Hakim: Tuntutan Jaksa Terhadap Pinangki Terlalu Rendah

KEADILAN- Ketua Majelis Hakim Ignasius Eko Purwanto menyebutkan, tuntutan yang dimohonkan jaksa penuntut umum (JPU) kepada terdakwa Pinangki Sirna Malasari terlalu rendah.

“Bahwa memerhatikan hal-hal tersebut, serta mengingat tujuan dari pemidanaan bukan pemberian nestapa melainkan bersifat prefentif, edukatif, dan korektif,” tutur Ignasius saat membacakan vonis  di Pengadilan Tipikor Jakarta, Senin (8/2/2021).

Hakim Ignasius Eko menilai, pidana yang dijatuhkan terhadap Pinangki dalam amar putusan, dinilai layak dan adil sesuai kesalahan terdakwa.

“Maka, tuntutan yang dimohonkan penuntut umum terlalu rendah. Sedangkan pidana yang dijatuhkan terhadap diri terdakwa sebagaimana dalam amar putusan ini dipandang layak dan adil,” tegas Ignasius dalam pertimbangannya.

Selain itu, majelis hakim menilai jabatan Pinangki sebagai aparat penegak hukum dengan jabatan seorang jaksa adalah merupakan hal yang memberatkan.

Pinangki juga dianggap turut membantu Djoko Tjandra terkait perkara cessie Bank Bali sebesar Rp94 miliar yang saat itu belum dijalani.

Bahkan, kata hakim, Pinangki selama menjalani persidangan terus menyangkal dan menutupi keterlibatan pihak-pihak lain yang terlibat dalam perkara ini. Sehingga, perbuatan Pinangki tersebut tidak mendukung program pemerintah dalam upaya pemberantasan korupsi, kolusi dan nepotisme.

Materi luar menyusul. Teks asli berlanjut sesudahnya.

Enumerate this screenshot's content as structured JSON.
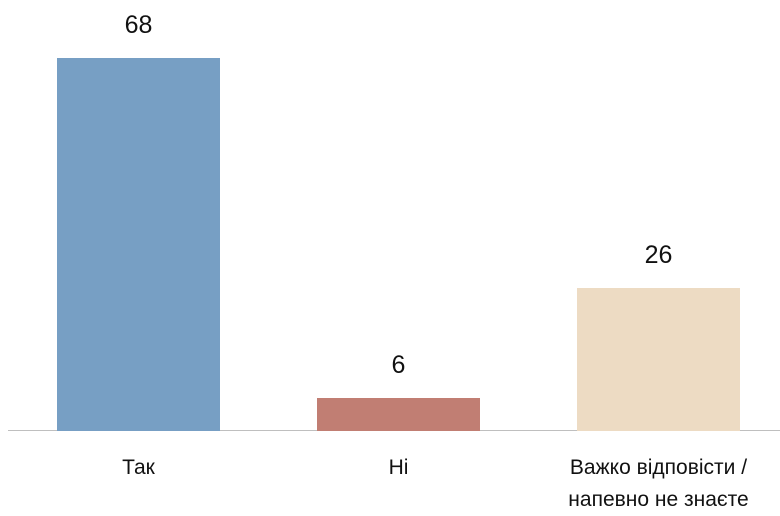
{
  "chart_data": {
    "type": "bar",
    "categories": [
      "Так",
      "Ні",
      "Важко відповісти / напевно не знаєте"
    ],
    "values": [
      68,
      6,
      26
    ],
    "colors": [
      "#779fc4",
      "#c17e73",
      "#eddbc3"
    ]
  }
}
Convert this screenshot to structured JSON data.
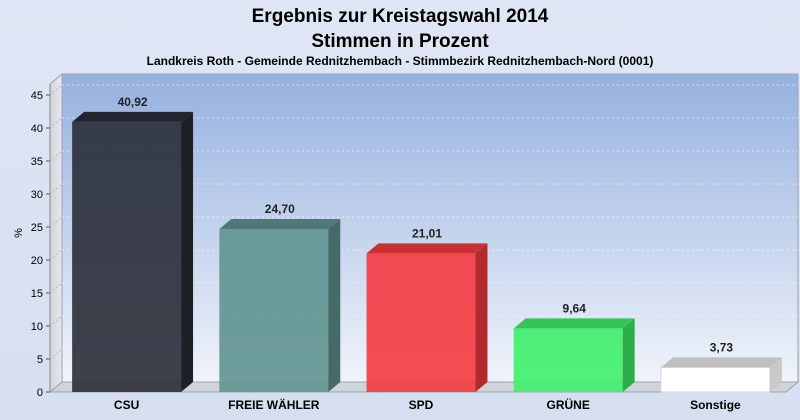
{
  "chart_data": {
    "type": "bar",
    "title": "Ergebnis zur Kreistagswahl 2014",
    "subtitle_line2": "Stimmen in Prozent",
    "subtitle": "Landkreis Roth - Gemeinde Rednitzhembach - Stimmbezirk Rednitzhembach-Nord (0001)",
    "ylabel": "%",
    "xlabel": "",
    "ylim": [
      0,
      45
    ],
    "yticks": [
      0,
      5,
      10,
      15,
      20,
      25,
      30,
      35,
      40,
      45
    ],
    "grid": true,
    "categories": [
      "CSU",
      "FREIE WÄHLER",
      "SPD",
      "GRÜNE",
      "Sonstige"
    ],
    "values": [
      40.92,
      24.7,
      21.01,
      9.64,
      3.73
    ],
    "value_labels": [
      "40,92",
      "24,70",
      "21,01",
      "9,64",
      "3,73"
    ],
    "colors": [
      "#2a2d38",
      "#5f9490",
      "#f43a40",
      "#3ef06a",
      "#ffffff"
    ]
  }
}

“Terdakwa berbelit-belit dan tidak mengakui kesalahannya,” kata hakim.

Sedangkan hal yang meringankan, Pinangki dinilai bersikap sopan dalam persidangan, belum pernah dihukum, dan merupakan tulang punggung keluarga.

“Terdakwa merupakan tulang punggung keluarga dan punya anak berusia empat tahun,” kata hakim.

Diketahui, dalam amar putusan ini, Pinangki selaku pegawai Kejaksaan Agung telah divonis 10 tahun penjara denda Rp600 juta subsider enam bulan kurungan.

Vonis ini lebih tinggi dari tuntutan JPU dengan tuntutan 4 tahun penjara denda Rp500 juta subsider enam bulan kurungan.